Updated June 24, 2017.
When you think of quintessential comfort food, gluten free meatloaf is at the top of the list.
Mistakenly perceived as ordinary, meatloaf is as international as it is ethnic. With a long history, its origins are obscure and the coveted formulas and techniques are guarded family secrets.
Yet, all these recipes have a common basis; finely chopped or ground meat mixed with binder ingredients and molded into a functional shape.
In lean economic times, meatloaf became a go-to frugal dish, a harbinger of the less prized meat odds and ends, the leavings of home butchering. This meat mixture was filled with stale bread cubes, stale cornbread or cracker crumbs, and with whatever else was at hand to stretch precious food resources.

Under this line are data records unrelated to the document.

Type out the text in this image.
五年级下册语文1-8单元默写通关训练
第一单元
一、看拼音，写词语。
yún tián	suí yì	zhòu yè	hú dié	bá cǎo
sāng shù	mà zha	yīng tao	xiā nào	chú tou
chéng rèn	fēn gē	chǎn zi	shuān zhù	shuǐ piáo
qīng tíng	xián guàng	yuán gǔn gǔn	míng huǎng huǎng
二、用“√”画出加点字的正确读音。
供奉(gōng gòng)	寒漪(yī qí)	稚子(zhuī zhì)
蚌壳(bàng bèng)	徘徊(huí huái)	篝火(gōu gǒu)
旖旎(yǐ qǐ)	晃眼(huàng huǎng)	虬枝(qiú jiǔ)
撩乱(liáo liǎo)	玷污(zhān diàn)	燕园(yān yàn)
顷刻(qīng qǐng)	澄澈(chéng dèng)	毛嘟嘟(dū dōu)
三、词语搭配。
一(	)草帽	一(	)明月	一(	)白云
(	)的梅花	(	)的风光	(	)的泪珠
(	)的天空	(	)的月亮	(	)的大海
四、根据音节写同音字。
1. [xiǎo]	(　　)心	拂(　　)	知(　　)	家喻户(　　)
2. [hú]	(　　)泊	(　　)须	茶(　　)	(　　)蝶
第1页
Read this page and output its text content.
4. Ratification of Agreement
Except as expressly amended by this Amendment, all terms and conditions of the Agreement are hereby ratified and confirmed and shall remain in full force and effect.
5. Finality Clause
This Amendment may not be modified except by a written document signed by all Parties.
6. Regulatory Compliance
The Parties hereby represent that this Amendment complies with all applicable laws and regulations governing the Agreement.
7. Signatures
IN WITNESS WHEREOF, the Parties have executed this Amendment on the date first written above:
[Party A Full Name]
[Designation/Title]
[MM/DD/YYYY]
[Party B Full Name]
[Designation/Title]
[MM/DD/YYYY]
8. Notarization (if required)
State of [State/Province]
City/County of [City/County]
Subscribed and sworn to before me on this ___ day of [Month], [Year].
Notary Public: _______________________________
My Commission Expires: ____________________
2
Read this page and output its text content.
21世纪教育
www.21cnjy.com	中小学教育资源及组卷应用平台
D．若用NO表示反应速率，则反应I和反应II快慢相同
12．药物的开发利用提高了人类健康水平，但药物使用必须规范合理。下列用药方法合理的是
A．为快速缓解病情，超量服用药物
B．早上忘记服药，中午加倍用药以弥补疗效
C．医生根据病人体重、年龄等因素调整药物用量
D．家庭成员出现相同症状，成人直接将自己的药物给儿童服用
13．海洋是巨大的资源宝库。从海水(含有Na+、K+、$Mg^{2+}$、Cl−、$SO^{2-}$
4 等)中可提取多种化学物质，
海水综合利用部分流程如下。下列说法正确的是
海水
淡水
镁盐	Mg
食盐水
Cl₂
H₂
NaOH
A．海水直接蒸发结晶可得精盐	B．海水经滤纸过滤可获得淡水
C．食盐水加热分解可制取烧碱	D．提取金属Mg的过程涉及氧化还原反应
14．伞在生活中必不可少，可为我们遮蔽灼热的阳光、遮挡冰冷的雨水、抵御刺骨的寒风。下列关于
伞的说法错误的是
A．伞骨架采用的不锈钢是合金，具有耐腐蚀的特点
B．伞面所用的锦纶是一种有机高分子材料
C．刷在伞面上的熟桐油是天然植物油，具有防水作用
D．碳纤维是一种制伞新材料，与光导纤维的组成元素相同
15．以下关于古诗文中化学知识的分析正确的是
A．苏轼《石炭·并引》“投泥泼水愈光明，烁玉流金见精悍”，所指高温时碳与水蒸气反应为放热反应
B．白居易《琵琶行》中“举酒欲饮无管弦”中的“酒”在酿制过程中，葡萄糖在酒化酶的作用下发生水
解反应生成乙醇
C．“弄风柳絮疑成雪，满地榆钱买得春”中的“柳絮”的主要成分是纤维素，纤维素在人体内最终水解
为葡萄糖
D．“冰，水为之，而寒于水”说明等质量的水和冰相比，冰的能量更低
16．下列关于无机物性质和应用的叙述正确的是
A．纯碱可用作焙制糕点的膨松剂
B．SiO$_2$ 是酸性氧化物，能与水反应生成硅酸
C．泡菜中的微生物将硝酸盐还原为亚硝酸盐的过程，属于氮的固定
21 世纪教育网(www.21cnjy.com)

Like the perpetual soup pot simmering on the back of the stove, meatloaf was a receptacle for the unwanted, cleverly disguising cooked again leftovers.
During the late 19th century through the mid-20th century, meatloaf came into its own in the USA as a weeknight family meal and a diner blue plate special. Topped with ketchup, Chile sauce or left over gravy, a typical meatloaf dinner with sides of mashed potatoes and boiled green beans became a classic comfort food.
I remember growing up with the mid-century meatloaf culture. We’d have meatloaf for dinner. Breakfast the next morning might be a thin slice of fried meatloaf topped with a fried egg and a piece of buttered toast. At school lunch I’d open my brown bag to find a cold meatloaf sandwich. An afterschool snack might consist of a cube of meatloaf and a cookie with a glass of milk.
I didn’t mind. Leftover meatloaf always tasted better, hot or cold.
By the latter 20th century, meatloaf fell out of favor, only to make a slow come back early in the 21st century.
This old-time family favorite has been rediscovered and re-invented.
Packed with nutrition, infused with incredible new tastes and artfully molded, meatloaf has become a one-meal package, a convenient travel food and a pricey gourmet delight.
While it took me a number of years to come up with the right combination of ingredients and seasonings, I developed a gluten-free version of the back-to-basics recipe. This delicious meatloaf has the crusty texture and savory flavors of the old-time favorite we know and love.
For a wonderfully nutritious meal serve with parsnip slices sautéed in butter and coleslaw tossed in a classic coleslaw dressing.